Desirable qualities in cathode materials are that they involve a reversible reaction that can produce a rechargeable battery, and that this reaction doesn't cause a phase change among any of the materials involved. The extra energy required to change materials between their gas, liquid and solid phases makes it impractical to design a battery that involves such a change. Early versions of rechargeable lithium batteries used molten sulfur as a cathode, surrounded by molten salt that was 842 degrees Fahrenheit (450 degrees Celsius). These batteries could provide a high output, but keeping the liquid materials separated was too much of a problem. Researchers have looked for a practical method of using sulfur as a cathode material.
One of the difficulties in developing better cathode materials is their inherent volatility. In order for the battery to function, the cathode needs to have a strong electrical charge with respect to the other electrode, the anode. This requires a substance with a high oxygen content. Such material is potentially very combustible, especially when combined with the heat that is often associated with the chemical reaction that takes place within a battery.

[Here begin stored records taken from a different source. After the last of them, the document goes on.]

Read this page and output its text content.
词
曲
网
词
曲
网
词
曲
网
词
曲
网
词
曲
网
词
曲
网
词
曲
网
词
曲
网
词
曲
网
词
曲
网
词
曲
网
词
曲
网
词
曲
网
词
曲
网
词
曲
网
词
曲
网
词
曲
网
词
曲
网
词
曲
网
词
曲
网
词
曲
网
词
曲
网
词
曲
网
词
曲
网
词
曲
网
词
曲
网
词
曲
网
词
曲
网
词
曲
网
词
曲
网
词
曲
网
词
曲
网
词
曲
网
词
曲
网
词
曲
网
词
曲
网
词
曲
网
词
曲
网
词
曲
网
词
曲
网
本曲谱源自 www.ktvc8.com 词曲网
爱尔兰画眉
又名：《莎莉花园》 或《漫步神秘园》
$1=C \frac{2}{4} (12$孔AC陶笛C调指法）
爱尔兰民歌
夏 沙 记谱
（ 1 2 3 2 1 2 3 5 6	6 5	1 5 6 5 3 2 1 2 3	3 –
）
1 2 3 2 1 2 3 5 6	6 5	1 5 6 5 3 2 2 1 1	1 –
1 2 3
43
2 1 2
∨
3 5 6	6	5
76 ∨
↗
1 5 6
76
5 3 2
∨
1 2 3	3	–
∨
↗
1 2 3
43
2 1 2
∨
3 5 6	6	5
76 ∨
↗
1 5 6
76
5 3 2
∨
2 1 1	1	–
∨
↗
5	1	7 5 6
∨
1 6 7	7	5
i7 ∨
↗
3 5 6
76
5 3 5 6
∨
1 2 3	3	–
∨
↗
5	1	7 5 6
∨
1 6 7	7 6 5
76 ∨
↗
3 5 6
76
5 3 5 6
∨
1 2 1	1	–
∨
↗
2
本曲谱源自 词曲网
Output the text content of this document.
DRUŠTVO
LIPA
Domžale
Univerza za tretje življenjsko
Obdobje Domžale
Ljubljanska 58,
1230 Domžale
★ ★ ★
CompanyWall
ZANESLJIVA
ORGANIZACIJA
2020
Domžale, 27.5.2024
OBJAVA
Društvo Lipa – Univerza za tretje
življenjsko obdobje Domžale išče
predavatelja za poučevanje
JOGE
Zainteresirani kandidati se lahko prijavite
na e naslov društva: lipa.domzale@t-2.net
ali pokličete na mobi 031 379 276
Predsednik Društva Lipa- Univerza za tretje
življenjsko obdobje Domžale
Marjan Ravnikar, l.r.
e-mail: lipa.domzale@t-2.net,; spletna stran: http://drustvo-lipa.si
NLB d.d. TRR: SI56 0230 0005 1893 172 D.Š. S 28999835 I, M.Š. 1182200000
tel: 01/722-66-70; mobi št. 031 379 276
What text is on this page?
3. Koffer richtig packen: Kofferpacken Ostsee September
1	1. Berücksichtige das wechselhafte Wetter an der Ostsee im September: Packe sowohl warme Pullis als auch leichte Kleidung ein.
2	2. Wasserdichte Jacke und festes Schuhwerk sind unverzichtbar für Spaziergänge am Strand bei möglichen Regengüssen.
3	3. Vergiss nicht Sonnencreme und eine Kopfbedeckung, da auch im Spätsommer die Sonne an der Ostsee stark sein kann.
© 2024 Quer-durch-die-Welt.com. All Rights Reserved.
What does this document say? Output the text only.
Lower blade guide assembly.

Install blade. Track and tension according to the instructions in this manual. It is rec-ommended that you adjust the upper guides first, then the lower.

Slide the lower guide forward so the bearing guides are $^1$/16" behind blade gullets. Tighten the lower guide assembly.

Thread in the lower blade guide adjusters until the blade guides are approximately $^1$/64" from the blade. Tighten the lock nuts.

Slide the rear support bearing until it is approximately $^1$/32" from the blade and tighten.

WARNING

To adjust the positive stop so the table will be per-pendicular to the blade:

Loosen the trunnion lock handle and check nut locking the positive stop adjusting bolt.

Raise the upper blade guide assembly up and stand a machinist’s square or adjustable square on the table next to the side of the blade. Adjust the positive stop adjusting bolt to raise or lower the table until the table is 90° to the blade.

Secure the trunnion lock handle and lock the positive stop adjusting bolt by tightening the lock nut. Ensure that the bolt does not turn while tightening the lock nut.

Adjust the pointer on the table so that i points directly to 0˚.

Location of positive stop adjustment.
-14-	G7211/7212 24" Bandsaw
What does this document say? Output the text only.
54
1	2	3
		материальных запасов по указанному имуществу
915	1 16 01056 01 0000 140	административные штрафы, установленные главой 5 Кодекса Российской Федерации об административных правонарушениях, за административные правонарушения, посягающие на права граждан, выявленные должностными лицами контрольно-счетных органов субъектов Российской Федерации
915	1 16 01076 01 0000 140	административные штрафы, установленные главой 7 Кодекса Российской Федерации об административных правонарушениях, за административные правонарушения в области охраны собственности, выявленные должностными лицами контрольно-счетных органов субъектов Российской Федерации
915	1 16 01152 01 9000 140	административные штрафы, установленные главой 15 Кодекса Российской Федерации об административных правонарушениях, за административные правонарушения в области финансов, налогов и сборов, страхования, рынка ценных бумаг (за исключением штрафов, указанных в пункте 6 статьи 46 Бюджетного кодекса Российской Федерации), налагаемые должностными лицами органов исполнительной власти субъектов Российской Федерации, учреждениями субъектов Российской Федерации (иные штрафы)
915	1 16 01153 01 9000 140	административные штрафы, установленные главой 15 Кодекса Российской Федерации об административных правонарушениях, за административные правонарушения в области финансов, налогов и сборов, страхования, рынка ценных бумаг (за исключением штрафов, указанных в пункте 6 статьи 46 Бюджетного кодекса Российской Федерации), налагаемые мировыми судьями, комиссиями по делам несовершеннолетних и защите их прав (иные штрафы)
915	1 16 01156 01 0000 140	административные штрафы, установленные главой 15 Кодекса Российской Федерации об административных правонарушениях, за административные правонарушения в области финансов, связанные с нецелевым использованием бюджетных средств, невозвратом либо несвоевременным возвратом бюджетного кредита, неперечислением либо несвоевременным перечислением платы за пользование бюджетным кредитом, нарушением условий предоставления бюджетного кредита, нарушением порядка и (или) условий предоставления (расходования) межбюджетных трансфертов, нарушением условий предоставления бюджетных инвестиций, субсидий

This is one of the reasons for the interest in sulfur compounds for cathodes. Sulfur has oxygen's electrical qualities without its volatility. The problem with sulfur compounds is that they produce cathodes with shorter lifespans, because their chemical reactions leave byproducts that dissolve into the electrolyte material that separates the two electrodes.
In the early 1970s, a new group of compounds emerged that drew the attention of researchers who had given up on the idea of using molten sulfur. The lightest of these compounds, titanium disulfide, was commonly used during this decade. It was replaced in about 1980 by lithium cobalt oxide, which produced the first truly successful lithium-ion battery.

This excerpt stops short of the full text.